BGB § 1610 Abs. 2
Leitsatz
Kindergartenbeiträge bzw. vergleichbare Aufwendungen für die Betreuung eines Kindes in einer kindgerechten Einrichtung sind in den Unterhaltsbeträgen, die in den Unterhaltstabellen ausgewiesen sind, unabhängig von der sich im Einzelfall ergebenden Höhe des Unterhalts nicht enthalten. Das gilt sowohl für die Zeit vor dem 31.12.2007 als auch für die Zeit nach dem Inkrafttreten des Unterhaltsänderungsgesetzes 2007 am 1.1.2008 (Aufgabe der Senatsurt. v. 14.3.2007 – XII ZR 158/04 – FamRZ 2007, 882, 886 und vom 5.3.2008 – XII ZR 150/05 – FamRZ 2008, 1152, 1154). Die in einer Kindereinrichtung anfallenden Verpflegungskosten sind dagegen mit dem Tabellenunterhalt abgegolten.
BGH, Urt. v. 26.11.2008 – XII ZR 65/07 (KG, AG Tempelhof-Kreuzberg)
Sachverhalt
Tatbestand: Der Kläger nimmt den Beklagten auf Zahlung von Kindesunterhalt in Anspruch.
Die Eltern des am 9.1.2002 geborenen Klägers lebten bis Februar 2003 in nichtehelicher Lebensgemeinschaft zusammen. Seitdem lebt der Kläger bei seiner alleinsorgeberechtigten Mutter, die mit ihm im Sommer 2004 – während des Unterhaltsrechtsstreits – in die Schweiz verzogen ist. Der Kläger, der an Epilepsie leidet, besucht dort – wie schon zuvor in Deutschland – eine Kindertagesstätte. Dafür fielen im Jahre 2005 – bei einem Tagessatz von 25,80 CHF für einen Halbtagesplatz – Kosten von insgesamt 5.726 CHF an. Die Kosten für das Jahr 2006 beliefen sich u.a. auf 701,50 CHF für April, 140,30 CHF für September und jeweils 491,65 CHF für Oktober und November. Die Mutter des Klägers ist jedenfalls seit 2005 mit 60 % einer vollschichtigen Stelle berufstätig.
Der Beklagte ist Geschäftsführer sowie Gesellschafter einer GmbH, die verschiedene Autohäuser betreibt. Im Jahre 2005 hat er geheiratet; aus der Ehe ist am 3.2.2006 ein Kind hervorgegangen. Außerdem hat der Beklagte aus einer früheren Beziehung eine 1985 geborene Tochter.

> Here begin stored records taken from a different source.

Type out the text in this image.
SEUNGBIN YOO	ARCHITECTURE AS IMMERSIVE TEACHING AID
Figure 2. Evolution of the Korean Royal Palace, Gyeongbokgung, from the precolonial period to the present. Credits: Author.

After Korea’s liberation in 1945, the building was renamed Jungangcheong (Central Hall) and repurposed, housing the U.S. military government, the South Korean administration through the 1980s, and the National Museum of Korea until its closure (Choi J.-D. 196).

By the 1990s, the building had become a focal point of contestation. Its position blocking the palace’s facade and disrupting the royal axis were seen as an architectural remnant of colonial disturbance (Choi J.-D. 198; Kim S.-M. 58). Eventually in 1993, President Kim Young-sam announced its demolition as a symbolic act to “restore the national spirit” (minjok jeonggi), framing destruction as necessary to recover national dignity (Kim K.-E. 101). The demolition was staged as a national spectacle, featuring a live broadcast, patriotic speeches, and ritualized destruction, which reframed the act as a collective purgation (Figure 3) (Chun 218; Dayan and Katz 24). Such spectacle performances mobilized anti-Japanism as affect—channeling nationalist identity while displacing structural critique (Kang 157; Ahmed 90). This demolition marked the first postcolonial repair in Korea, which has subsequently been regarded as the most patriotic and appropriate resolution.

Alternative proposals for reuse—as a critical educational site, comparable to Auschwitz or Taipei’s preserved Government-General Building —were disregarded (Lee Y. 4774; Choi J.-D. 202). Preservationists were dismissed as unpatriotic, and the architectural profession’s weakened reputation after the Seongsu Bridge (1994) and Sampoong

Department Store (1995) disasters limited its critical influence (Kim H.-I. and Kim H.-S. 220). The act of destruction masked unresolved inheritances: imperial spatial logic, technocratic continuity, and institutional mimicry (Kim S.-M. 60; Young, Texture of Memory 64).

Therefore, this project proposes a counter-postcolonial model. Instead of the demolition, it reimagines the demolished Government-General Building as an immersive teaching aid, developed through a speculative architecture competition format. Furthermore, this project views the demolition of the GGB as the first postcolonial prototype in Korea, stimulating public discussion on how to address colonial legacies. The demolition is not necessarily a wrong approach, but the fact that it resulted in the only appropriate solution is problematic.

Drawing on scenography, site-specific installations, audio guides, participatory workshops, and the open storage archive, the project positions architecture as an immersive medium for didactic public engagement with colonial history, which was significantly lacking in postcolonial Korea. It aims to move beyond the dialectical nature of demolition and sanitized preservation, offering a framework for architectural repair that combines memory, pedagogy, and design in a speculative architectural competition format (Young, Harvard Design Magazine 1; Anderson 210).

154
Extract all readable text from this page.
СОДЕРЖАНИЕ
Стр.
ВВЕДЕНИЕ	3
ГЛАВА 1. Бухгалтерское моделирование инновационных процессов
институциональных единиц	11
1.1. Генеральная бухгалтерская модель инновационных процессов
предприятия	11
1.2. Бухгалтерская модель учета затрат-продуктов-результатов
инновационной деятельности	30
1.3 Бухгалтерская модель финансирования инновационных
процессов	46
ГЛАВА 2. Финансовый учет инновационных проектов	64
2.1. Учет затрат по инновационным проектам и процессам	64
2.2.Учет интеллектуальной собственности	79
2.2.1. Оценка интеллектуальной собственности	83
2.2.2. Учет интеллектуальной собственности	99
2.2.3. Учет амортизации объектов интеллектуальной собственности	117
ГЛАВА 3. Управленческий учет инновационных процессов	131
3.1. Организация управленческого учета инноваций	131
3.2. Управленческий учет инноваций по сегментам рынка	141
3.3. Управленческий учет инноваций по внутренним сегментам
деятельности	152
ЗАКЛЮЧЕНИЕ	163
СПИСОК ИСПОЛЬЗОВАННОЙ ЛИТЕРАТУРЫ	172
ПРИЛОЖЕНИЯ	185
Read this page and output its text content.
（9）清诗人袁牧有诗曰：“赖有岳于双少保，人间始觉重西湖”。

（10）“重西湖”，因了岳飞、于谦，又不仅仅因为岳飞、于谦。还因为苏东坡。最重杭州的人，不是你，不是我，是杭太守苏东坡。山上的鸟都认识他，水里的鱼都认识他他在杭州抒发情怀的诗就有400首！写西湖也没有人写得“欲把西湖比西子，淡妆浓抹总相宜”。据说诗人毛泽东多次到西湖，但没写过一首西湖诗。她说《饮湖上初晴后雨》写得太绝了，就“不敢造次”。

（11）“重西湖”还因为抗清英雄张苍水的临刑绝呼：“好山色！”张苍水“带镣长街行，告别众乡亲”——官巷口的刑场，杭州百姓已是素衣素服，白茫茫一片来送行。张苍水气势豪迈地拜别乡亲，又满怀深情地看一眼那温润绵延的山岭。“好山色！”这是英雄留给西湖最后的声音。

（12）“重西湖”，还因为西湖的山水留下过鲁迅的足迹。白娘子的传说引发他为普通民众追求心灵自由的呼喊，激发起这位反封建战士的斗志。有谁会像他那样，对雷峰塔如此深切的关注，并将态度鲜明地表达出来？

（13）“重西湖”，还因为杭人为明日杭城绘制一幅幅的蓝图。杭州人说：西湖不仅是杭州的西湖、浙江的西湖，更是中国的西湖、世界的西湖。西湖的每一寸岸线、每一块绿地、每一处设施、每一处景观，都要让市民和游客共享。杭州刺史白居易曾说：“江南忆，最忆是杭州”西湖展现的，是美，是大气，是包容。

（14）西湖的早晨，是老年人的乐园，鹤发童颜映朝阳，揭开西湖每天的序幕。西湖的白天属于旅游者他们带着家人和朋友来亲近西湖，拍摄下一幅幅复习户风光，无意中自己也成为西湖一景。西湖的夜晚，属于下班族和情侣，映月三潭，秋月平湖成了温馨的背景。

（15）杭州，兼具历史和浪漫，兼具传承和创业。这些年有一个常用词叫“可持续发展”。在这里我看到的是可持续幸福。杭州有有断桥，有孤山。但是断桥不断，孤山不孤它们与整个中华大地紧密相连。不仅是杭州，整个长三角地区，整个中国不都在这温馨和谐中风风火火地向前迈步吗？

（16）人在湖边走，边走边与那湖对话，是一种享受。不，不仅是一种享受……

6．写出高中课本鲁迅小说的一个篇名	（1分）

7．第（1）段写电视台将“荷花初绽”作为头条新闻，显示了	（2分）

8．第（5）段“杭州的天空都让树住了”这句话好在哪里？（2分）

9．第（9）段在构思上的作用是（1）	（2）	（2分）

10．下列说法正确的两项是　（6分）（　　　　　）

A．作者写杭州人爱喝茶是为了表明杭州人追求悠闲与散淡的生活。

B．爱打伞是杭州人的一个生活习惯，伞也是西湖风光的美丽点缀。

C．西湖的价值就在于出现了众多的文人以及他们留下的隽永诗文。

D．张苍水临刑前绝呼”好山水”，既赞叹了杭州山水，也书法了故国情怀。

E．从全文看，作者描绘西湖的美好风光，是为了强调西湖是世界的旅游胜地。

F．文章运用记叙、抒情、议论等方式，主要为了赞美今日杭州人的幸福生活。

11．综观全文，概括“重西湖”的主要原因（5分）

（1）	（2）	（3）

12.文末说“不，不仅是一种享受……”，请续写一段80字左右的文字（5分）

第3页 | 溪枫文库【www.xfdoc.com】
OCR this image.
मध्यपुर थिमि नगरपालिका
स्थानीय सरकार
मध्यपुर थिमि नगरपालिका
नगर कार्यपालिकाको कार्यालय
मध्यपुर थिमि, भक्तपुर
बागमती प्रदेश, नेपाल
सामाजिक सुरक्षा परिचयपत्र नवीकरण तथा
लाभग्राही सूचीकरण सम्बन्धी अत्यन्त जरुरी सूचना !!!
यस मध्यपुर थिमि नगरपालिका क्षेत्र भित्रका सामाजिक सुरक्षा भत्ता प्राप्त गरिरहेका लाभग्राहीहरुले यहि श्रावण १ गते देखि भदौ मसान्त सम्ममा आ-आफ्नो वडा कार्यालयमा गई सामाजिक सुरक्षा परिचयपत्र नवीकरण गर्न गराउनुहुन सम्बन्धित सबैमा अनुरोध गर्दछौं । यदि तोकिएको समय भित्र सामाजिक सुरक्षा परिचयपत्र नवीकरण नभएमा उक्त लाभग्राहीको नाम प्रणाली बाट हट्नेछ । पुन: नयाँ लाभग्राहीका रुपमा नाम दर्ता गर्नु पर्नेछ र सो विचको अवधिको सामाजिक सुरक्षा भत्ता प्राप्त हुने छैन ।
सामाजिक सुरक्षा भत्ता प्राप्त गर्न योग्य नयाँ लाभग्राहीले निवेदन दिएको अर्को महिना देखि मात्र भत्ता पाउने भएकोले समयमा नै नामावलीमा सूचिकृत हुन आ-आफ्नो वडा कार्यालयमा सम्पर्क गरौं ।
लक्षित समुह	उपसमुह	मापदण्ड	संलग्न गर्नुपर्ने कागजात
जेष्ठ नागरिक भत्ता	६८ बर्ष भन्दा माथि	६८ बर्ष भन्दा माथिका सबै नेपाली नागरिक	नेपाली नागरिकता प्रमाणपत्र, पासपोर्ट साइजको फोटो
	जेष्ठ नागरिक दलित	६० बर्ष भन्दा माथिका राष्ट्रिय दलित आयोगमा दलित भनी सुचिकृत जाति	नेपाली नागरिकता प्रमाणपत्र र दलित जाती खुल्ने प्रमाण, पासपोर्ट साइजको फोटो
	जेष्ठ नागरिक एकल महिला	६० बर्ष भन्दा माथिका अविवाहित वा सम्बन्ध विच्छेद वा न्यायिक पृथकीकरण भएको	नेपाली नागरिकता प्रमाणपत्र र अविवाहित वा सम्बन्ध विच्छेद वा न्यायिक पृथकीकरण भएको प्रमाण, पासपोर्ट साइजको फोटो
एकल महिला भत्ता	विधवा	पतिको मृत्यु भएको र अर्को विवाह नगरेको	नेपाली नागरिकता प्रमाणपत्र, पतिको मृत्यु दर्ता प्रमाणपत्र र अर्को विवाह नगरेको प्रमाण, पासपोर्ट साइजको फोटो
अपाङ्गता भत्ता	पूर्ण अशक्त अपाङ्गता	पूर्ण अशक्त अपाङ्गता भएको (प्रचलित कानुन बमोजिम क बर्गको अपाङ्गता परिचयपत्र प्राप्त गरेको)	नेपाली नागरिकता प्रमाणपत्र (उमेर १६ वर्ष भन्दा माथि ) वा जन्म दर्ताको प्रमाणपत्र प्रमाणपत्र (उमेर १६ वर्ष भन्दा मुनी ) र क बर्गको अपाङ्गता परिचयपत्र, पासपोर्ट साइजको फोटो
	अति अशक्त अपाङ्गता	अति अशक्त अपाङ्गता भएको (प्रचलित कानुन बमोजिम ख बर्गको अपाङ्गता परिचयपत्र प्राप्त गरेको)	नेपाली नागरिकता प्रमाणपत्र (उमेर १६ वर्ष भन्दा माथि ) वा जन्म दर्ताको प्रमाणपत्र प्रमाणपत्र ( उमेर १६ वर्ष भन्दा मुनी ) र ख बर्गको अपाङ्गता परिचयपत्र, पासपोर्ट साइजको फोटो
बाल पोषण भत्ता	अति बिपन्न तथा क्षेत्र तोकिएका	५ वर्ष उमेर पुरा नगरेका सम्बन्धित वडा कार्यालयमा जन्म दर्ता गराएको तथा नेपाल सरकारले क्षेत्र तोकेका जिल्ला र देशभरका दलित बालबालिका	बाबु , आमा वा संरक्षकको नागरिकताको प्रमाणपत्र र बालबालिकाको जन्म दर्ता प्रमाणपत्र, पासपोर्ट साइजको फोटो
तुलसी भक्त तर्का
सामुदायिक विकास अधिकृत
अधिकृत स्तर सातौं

Die Eltern des Klägers waren darüber einig, dass der Beklagte Kindesunterhalt nach der höchsten Einkommensgruppe der "Berliner Tabelle" abzüglich hälftigen Kindergeldes und zuzüglich der Beiträge für die Krankenversicherung zahlt. Mit der Klage hat der Kläger Unterhalt in Höhe des hälftigen Kindergeldes von 77 EUR monatlich geltend gemacht, da Kindergeld seit dem Umzug in die Schweiz im Sommer 2004 nicht mehr gewährt werde. Darüber hinaus hat er u.a. weitere Kosten der Krankenversicherung sowie ab März 2005 einen monatlichen Betrag von 298 EUR für den Besuch der Kindertagesstätte begehrt.
Das AG hat der Klage teilweise stattgegeben, allerdings einen Anspruch wegen der durch den Besuch der Kindertagesstätte anfallenden Kosten abgelehnt. Auf die Berufung des Klägers hat das OLG dem Kläger weitergehenden Unterhalt, nämlich die monatlichen Kosten der Selbstbeteiligung in der Krankenversicherung sowie diejenigen für den Besuch der Kindertagesstätte in Höhe von monatlich 298 EUR ab März 2005, zuerkannt. Dagegen richtet sich die – beschränkt auf die ausgeurteilten Kindergartenkosten zugelassene – Revision des Beklagten, mit der er insoweit Klageabweisung erstrebt.
Aus den Gründen
Entscheidungsgründe: Die Revision ist begründet. Sie führt im Umfang der Anfechtung zur Aufhebung des Berufungsurteils und insoweit zur Zurückverweisung der Sache an das Kammergericht.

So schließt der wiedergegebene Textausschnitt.